My Life Adventures, Travel Experiences and Reflections

Saturday

Bee Talk

My interest in honey-bees began with the great book..."The Secret Life of Bees" (the movie? not so much) And therein lay the depth of my bee awareness.                                                                                                         
It was not until one summer night, my sweet friend Maryanne casually mentioned that she was about to "buy a couple of bee hives" that I ever really gave much thought to bees.

My first question to her was..."Why?" quickly followed by a .. "You've got to be shitting me". She wasn't. 
I soon learned that my friend just happened to possess a wealth of knowledge on the topic. Who knew? Inspired by a fruitless pumpkin-growing season, she learned that the problem was not the soil, the seeds or the gardener but rather the lack of local bees.

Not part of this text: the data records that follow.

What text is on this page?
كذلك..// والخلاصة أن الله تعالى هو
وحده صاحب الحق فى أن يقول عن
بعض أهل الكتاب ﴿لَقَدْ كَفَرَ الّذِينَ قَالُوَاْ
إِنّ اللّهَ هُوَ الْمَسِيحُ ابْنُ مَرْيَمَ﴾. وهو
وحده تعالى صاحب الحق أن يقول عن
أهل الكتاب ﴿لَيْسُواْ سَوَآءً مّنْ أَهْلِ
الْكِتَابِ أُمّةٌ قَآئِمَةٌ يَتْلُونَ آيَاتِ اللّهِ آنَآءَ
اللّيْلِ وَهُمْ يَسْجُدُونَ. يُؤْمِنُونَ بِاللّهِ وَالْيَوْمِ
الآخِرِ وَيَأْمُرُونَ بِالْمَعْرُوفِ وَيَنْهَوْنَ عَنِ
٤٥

I admit it. I was a "beekeeper profiler"and this is what I had assumed they generally looked like....
 Not this...
Maryanne
After several interesting conversations with my Beekeeping friend, I've learned more about bees than I ever thought possible. For starters...
  • You've got your Bumble, Carpenter, African Killer and Honey Bee amongst thousands of other bee species. Maryanne is 'sticking' to the 'Honey' variety. 
  • Bees make wax, honey and Royal Jelly. Royal Jelly is used in treating Grave's Disease (a disease of the thyroid). It is also known for its anti-inflammatory properties as well.
  • Smoke causes bees to calm down. Always a good thing to remember. Just sayin'.
  • Environmentally speaking... urban areas are in dire need of bees. The numbers have dwindled to critical levels and bees are needed for propagation of plants and vegetables.
  • Honey made in your neighborhood is best for fighting environmental allergies.
  • If a bee is buzzing around you - stay calm and carry on. Flitting your arms, running and screaming really pisses them off. They are probably "drones" and are trying to protect the queen. They are not out to get you.
  • Bee Venom Therapy (BVT) is being used to help those with Multiple Sclerosis
  • Bees are our friends.
Treatment for Bee Stings:
  1. Remove the stinger carefully. Try to scrape it off with a credit card or something similiar. The reason for this is so that you don't squeeze more bee venom into you by pinching the stinger to remove it.
  2. Wash as soon as possible with soap and water.
  3. Ice, Tylenol and/or Motrin may help with pain.
  4. Benadryl can help with localized swelling and inflammation
  5. Word on the street is that some people have found a paste of vinegar mixed with baking powder helps with the pain and that meat tenderizer breaks down the bee venom thereby decreasing pain.
  • If you have any other type of response other than localized pain and swelling at the site - go to an Emergency Room. Difficulty breathing, swelling of lips, eyes, face are all indicators of a potential life threatening allergic reaction.

So there you have it. A little summertime Bee Talk. Have you any bee 'pointers'?